In this post we are going to look at how to debug DynamoDB timeouts in Serverless apps. This is a fairly specific issue related to Node.js Lambda functions calling DynamoDB. But we recently had to work through this issue. Hopefully sharing our experience ends up being helpful to other folks.

Let’s start by looking at the issue itself.

The issue

We noticed that a certain percentage of our Node.js Lambda function calls were timing out. We used AWS X-Ray to trace the calls and found that the DynamoDB call seemed to be taking abnormally long. However there were no specific types of calls that were timing out. We observed timeouts across BatchGet, Get, Query, and Update calls.

Roughly 0.00002% of all our DynamoDB calls were timing out. We confirmed with Mike Apted that this is a farily normal timeout rate for DynamoDB calls.

Thus, the next step was to figure out how to handle these timeouts so that our users weren’t being adversely affected by them.

There are two common ways DynamoDB calls might timeout.

1. HTTP connections are timing out

The first reason DynamoDB calls are taking long is because the HTTP requests that the AWS SDK is making to DynamoDB is timing out.

The AWS Node.js SDK has 2 settings:

  1. HTTP Connect Timeout

    This sets the socket to timeout after failing to establish a connection with the server after a set amount of milliseconds. This timeout has no effect once a socket connection has been established.

  2. HTTP Timeout

    Sets the socket to timeout after a set amount of inactivity on the socket. Defaults to two minutes.

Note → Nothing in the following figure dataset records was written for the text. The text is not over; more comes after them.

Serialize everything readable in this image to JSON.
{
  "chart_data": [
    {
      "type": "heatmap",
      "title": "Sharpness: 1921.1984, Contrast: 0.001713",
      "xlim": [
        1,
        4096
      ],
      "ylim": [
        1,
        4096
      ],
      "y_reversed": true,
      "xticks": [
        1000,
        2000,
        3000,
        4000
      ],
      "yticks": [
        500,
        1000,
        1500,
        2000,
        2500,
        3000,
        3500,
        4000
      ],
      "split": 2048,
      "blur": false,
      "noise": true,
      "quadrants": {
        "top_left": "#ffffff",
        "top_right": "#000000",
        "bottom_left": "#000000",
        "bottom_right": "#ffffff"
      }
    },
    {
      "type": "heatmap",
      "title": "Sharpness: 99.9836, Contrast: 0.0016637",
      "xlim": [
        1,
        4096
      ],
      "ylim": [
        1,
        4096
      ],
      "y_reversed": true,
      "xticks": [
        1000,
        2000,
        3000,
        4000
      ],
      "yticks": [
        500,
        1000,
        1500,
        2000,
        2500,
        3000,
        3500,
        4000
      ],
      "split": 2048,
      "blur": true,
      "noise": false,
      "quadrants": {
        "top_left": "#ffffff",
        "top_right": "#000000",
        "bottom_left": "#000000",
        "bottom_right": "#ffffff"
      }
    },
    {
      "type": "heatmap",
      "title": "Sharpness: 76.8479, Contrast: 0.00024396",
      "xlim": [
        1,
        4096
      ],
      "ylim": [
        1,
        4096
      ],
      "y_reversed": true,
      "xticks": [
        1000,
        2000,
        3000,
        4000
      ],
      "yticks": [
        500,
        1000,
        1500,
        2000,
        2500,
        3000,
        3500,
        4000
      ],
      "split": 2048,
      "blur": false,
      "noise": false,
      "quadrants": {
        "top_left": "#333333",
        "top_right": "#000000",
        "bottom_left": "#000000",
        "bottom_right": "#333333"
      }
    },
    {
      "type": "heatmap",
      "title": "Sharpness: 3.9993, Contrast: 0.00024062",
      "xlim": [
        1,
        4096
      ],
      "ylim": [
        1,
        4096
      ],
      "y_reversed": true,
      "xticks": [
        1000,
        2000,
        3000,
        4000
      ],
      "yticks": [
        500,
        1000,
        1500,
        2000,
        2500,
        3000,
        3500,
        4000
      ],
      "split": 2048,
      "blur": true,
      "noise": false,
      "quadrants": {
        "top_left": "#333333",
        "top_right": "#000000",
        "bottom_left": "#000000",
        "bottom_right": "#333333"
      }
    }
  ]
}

On the other hand, for Lambda and API Gateway:

  • API Gateway has a maximum timeout setting of 29 sec.
  • Hence, Lambda should have a timeout of lesser than 29 sec.

And it only makes sense that DynamoDB’s connection timeout is set to be lesser than that of Lambda. In fact, we want to keep it short. If DynamoDB times out, we want it to fail quickly and retry again. We want the DynamoDB calls to timeout before Lambda and API Gateway timeout. However, that is not what happens by default. As we talked about the issue above, our Lambda functions were timing out because the DynamoDB calls were taking too long.

So the first thing we need to do is to change the connection timeout for our DynamoDB client.

In our Lambda function, change the timeout by using the following:

import AWS from 'aws-sdk';

const dynamoDb = new AWS.DynamoDB.DocumentClient({
  httpOptions: {
    timeout: 5000
  }
});

2. Retries are taking long

Sometimes a DynamoDB call might fail. However, the response usually specifies if the error can be retried. By default, the AWS Node.js SDK client auto-retries such errors. It uses an exponential backoff strategy while retrying. For calls to most AWS services, the client auto-retries up to 3 times. It waits 100 ms before the first retry, 200 ms before the second, and 400 ms before the third attempt.

However for calls to DynamoDB, the client auto-retries up to 10 times. Starting with 50 ms for the first retry, then 100 ms, 200 ms, 400 ms all the way to 25600 ms for the last retry. The worst case scenario here is that a failed DynamoDB call takes over 50 sec before responding to your Lambda function. Given that API Gateway will timeout by 29 sec, you won’t get to find out if the DynamoDB call timed out or errored out.

Hence, to be able to debug the issue, we need to reduce the retry count for our DynamoDB client. It needs to completely fail before our Lambda (or API Gateway) times out.

To reduce the number of retries do the following:

import AWS from 'aws-sdk';

const dynamoDb = new AWS.DynamoDB.DocumentClient({
  maxRetries: 3
});

Now you should be able to figure out why your DynamoDB calls were failing in the first place.

Summary

Hopefully this post gives you a good idea on how to work with the DynamoDB timeouts that you are seeing in your Serverless app. A special thanks to Mike Apted, Adriano Raiano, and Carl Nordenfelt for helping us track down the issue.